Andrea Elmer: Im Gegensatz zur gängigen Meinung bringt eine gute Cloud-Lösung nicht weniger, sondern mehr Sicherheit. Bei On-Premise-Lösungen sind die Unternehmen selbst dafür verantwortlich, ihre Infrastruktur zu warten, upzudaten und zu schützen. Ein qualifizierter und zertifizierter Schweizer Cloud-Anbieter, wie wir ihn bei PEAX nutzen, erfüllt höchste Sicherheitsstandards und stellt diese rund um die Uhr sicher.

Linus Rudolph: Wie oben erwähnt, werden die Daten mehrfach verschlüsselt und können nur mit einem Personal Key gelesen werden. Aus Sicherheitsgründen erfolgt die redundante Datenspeicherung nicht an einem zentralen Ort, sondern an mehreren unterschiedlichen Orten in der Schweiz. Die ePost-App erfüllt die höchsten IT- und Datensicherheits-Standards der Schweizerischen Post.

 

Können Sie Zahlen bezüglich Einsparungen nennen, wenn der Posteingang konsequent digitalisiert und automatisch weiterverarbeitet wird?

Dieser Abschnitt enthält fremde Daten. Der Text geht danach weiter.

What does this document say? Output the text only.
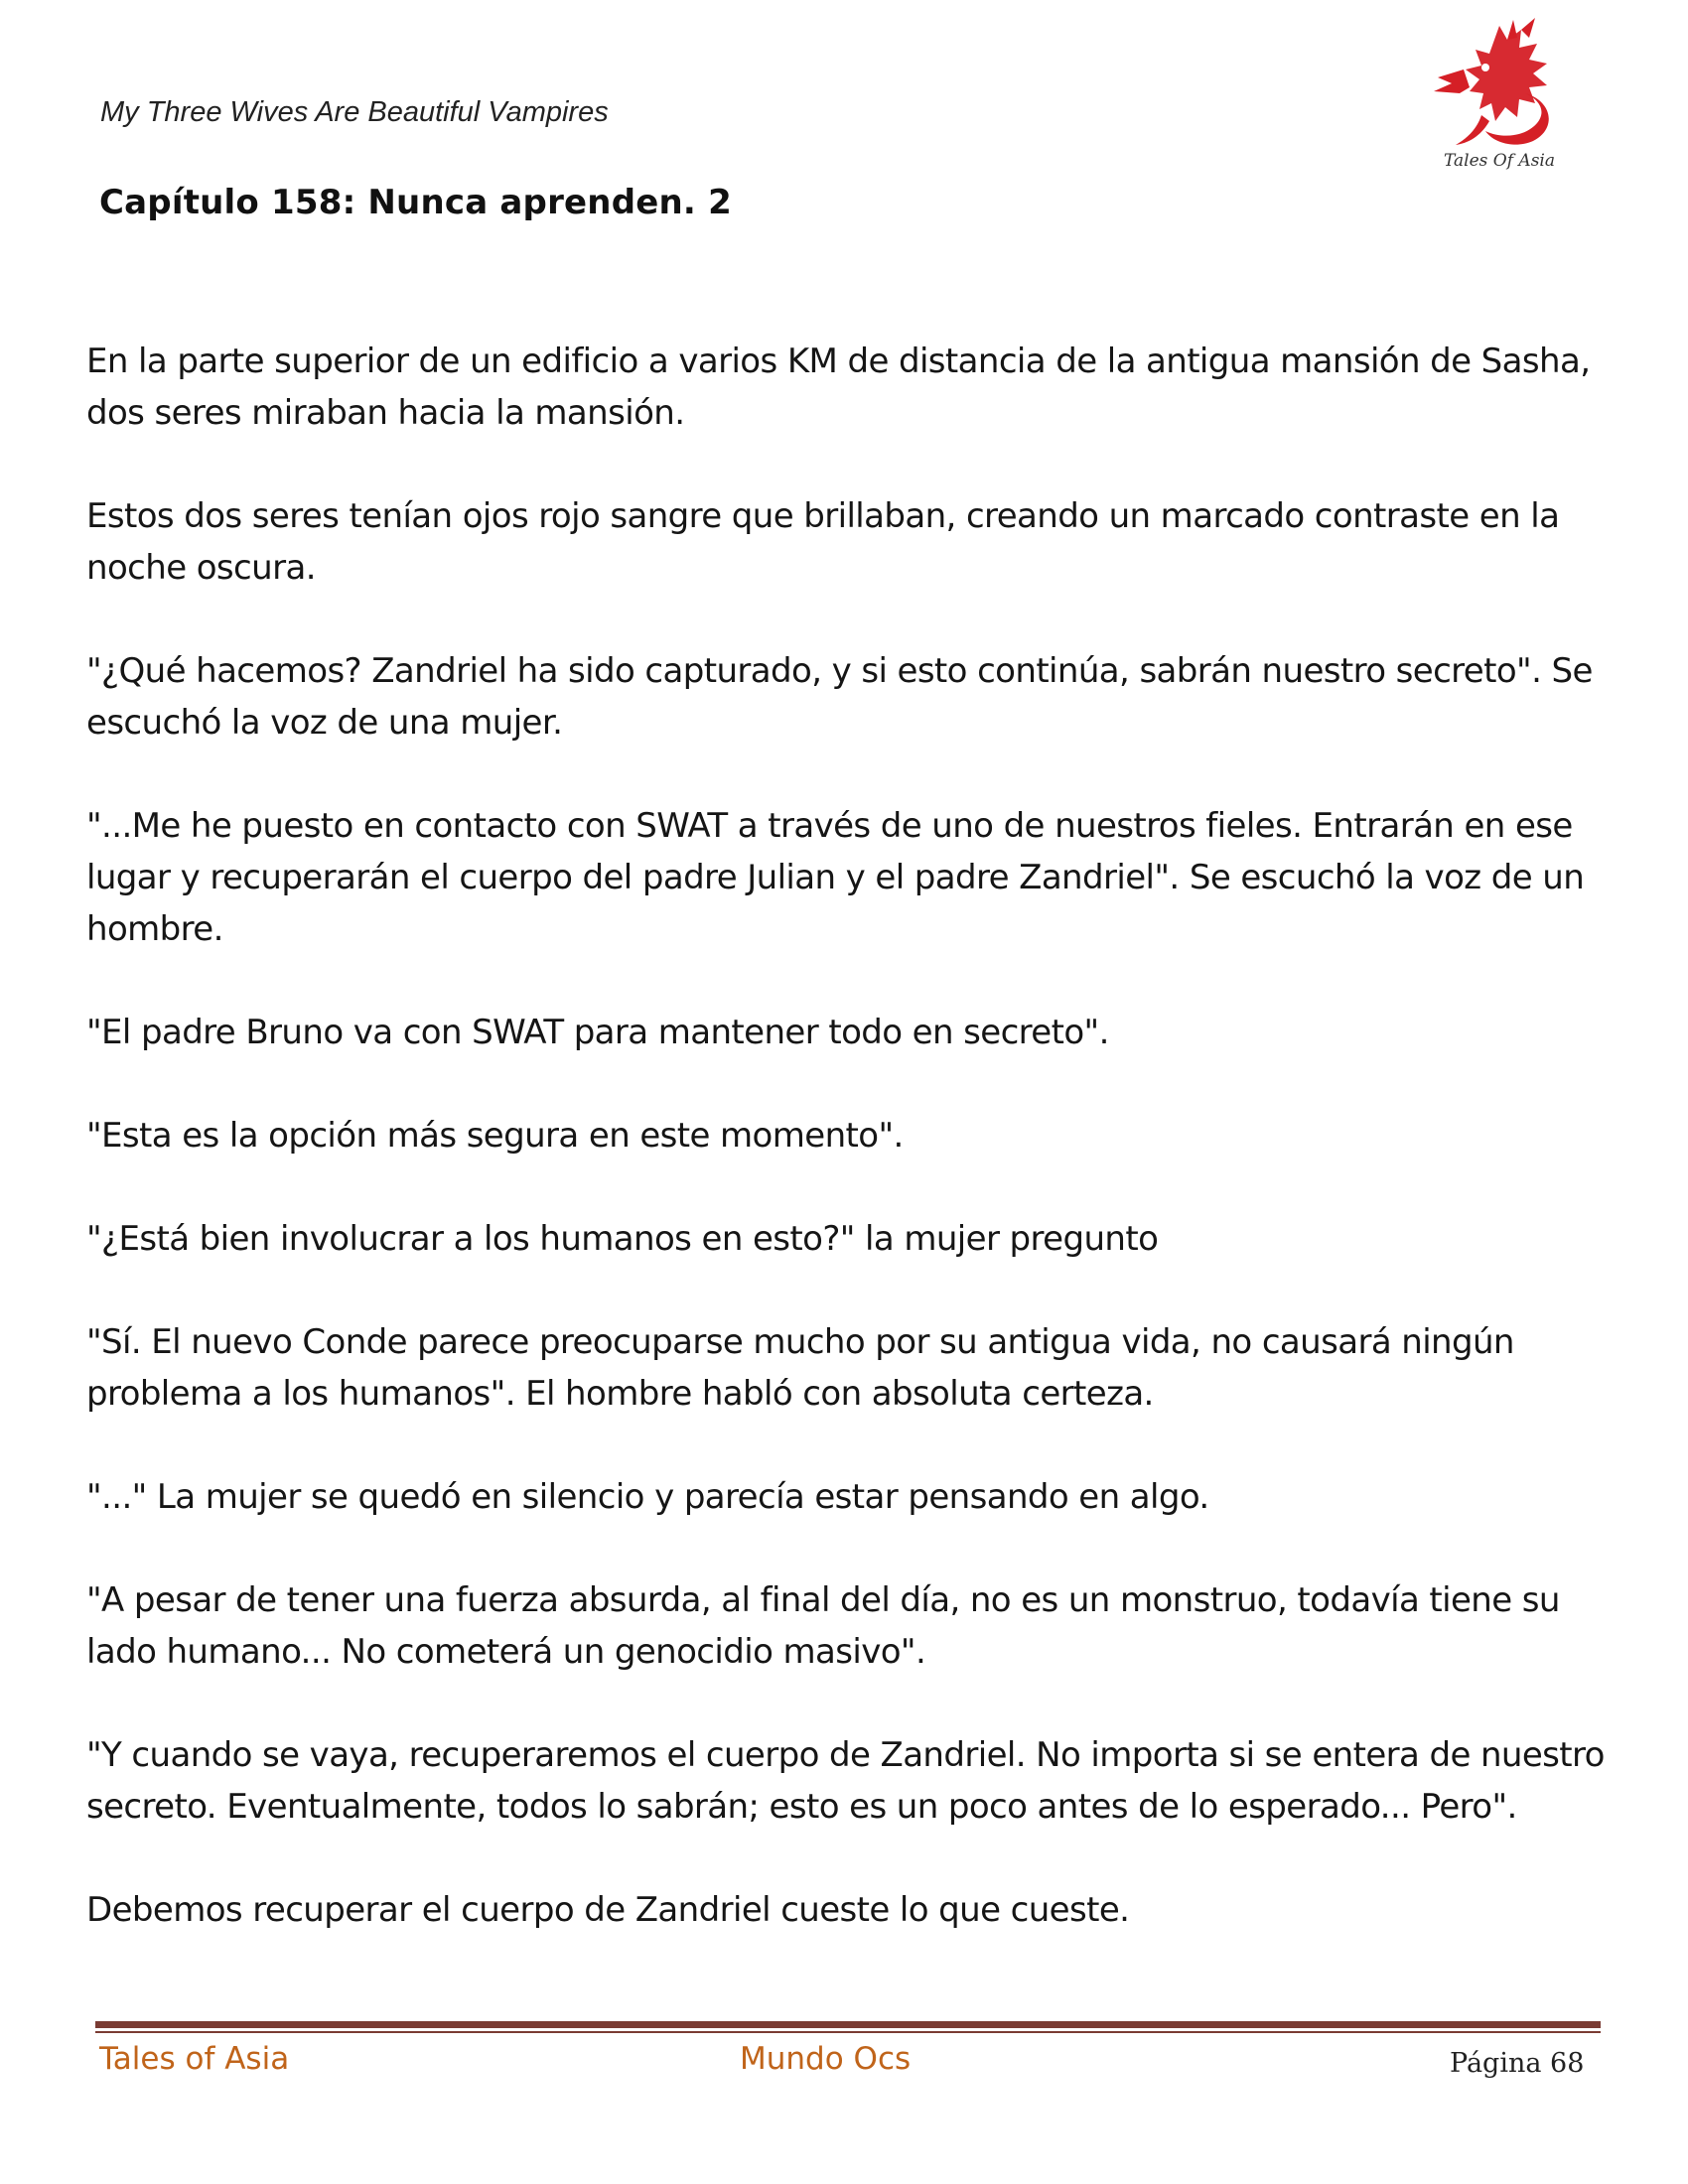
My Three Wives Are Beautiful Vampires
Tales Of Asia
Capítulo 158: Nunca aprenden. 2

En la parte superior de un edificio a varios KM de distancia de la antigua mansión de Sasha, dos seres miraban hacia la mansión.

Estos dos seres tenían ojos rojo sangre que brillaban, creando un marcado contraste en la noche oscura.

"¿Qué hacemos? Zandriel ha sido capturado, y si esto continúa, sabrán nuestro secreto". Se escuchó la voz de una mujer.

"...Me he puesto en contacto con SWAT a través de uno de nuestros fieles. Entrarán en ese lugar y recuperarán el cuerpo del padre Julian y el padre Zandriel". Se escuchó la voz de un hombre.

"El padre Bruno va con SWAT para mantener todo en secreto".

"Esta es la opción más segura en este momento".

"¿Está bien involucrar a los humanos en esto?" la mujer pregunto

"Sí. El nuevo Conde parece preocuparse mucho por su antigua vida, no causará ningún problema a los humanos". El hombre habló con absoluta certeza.

"..." La mujer se quedó en silencio y parecía estar pensando en algo.

"A pesar de tener una fuerza absurda, al final del día, no es un monstruo, todavía tiene su lado humano... No cometerá un genocidio masivo".

"Y cuando se vaya, recuperaremos el cuerpo de Zandriel. No importa si se entera de nuestro secreto. Eventualmente, todos lo sabrán; esto es un poco antes de lo esperado... Pero".

Debemos recuperar el cuerpo de Zandriel cueste lo que cueste.

Tales of Asia	Mundo Ocs	Página 68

Andrea Elmer: Zeitlich liegen die Einsparungen für die Verarbeitung der Post bei mindestens 50 %, nutzt man den digitalen Briefkasten in Kombination mit einer automatisierten Buchhaltung, können sogar bis zu 70 bis 80 % des Aufwandes bzw. der Kosten eingespart werden. Dank diesen Einsparungen werden in den Unternehmen Ressourcen frei, die für wertschöpfende Tätigkeiten eingesetzt werden können anstatt für repetitive, manuelle Verarbeitungen und Erfassungen.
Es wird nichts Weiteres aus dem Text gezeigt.